Newsom stole $1.4 billion back in April 2020. He did not go thru the state but just said he spent it on buying masks from a chinese bus company. No masks ever showed up. This was his buy in money to run for president in the near future.
That $1.4 billion could have been spent on the water project instead. The run for president was more important to him and others.
Good God....
"Environmental justice?" Words right out of the California universities' Marxist handbook. They are turning California into an American Venezuela. The entire West Coast is going pink.
Desalination reduces population control opportunities - it starts removing crises that can be used.
A better idea (if the country was more stable) would be to set up in Baja Mexico. Then let the Biden Admin try to deny permits for cross-border water pipelines.
yes.
And all the reservoirs I’ve been by are full.
Its just Liberals being liberals.
Obey us or else.
I don’t know about California, but here in the state of Washington the reservoirs are still full from the recent snow melt. That can go pretty fast though if we have a dry summer and we are sometimes on water restrictions in August (lawn watering is limited to 2x a week or something).
I just let our grass go dormant and it pops right back when the fall rains come.
BTW - there have been a lot of TV ads by the hydroelectric outfits about how the dams on the rivers produce so much (3/4) of our electricity.
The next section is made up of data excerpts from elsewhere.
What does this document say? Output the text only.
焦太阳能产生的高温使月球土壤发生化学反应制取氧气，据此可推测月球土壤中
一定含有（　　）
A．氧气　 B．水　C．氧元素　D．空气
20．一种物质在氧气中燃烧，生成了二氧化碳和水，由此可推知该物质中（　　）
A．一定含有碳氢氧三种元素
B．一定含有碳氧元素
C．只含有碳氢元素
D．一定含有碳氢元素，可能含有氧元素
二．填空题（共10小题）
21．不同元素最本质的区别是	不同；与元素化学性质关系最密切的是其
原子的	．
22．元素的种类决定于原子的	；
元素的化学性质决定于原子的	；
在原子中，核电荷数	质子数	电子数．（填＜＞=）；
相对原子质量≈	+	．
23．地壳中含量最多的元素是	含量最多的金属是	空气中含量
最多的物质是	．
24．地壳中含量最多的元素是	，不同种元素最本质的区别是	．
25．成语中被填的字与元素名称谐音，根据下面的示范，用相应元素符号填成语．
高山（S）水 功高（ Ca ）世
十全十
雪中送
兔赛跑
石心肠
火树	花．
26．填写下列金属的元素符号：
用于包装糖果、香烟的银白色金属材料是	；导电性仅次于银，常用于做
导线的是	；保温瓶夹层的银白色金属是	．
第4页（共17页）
Clean, renewable energy, and of course also dams the rivers to be used for irrigation.
I haven’t read anything about it - but my guess is there is a new push on for removing some of these operational dams.
A few small, old dams have been removed that were not operational any more to improve fish habitat. Maybe that was good - but lots of money was spent.
“Yeah, the environmentalists are worried about killing algae, bacteria, and microscopic organisms....”
I’m trying to thing of a zinger along the lines of Johnny Carson with his envelope thing to one of these goofballs.
“May you walk 100 feet on a 50-foot dock during a red tide.”
“I have advice for Californians. Don’t live in a desert and expect rain at your convenience.”
They knew that 100 years ago, but didn’t bother to pass that on. Now they pay.
Obviously the drought can’t be too bad. Otherwise California would not have gone ahead and made another sacrifice to Gaia.
the most critical technology to change the world is one that seperates out all the minerals and metals from salt water profitably.
elon musk could absolutely do this. further the combination of additive manufacturing and giga stamping presses that he has could make desalination plants that would fit into semis and in the bay of one of his rockets and either work independently or together.
together these would collapse the cost of water desalination and make desalination ok with environmentalists. the result would be water desalination cheap enough for desert farming. the habitable size of earth would double.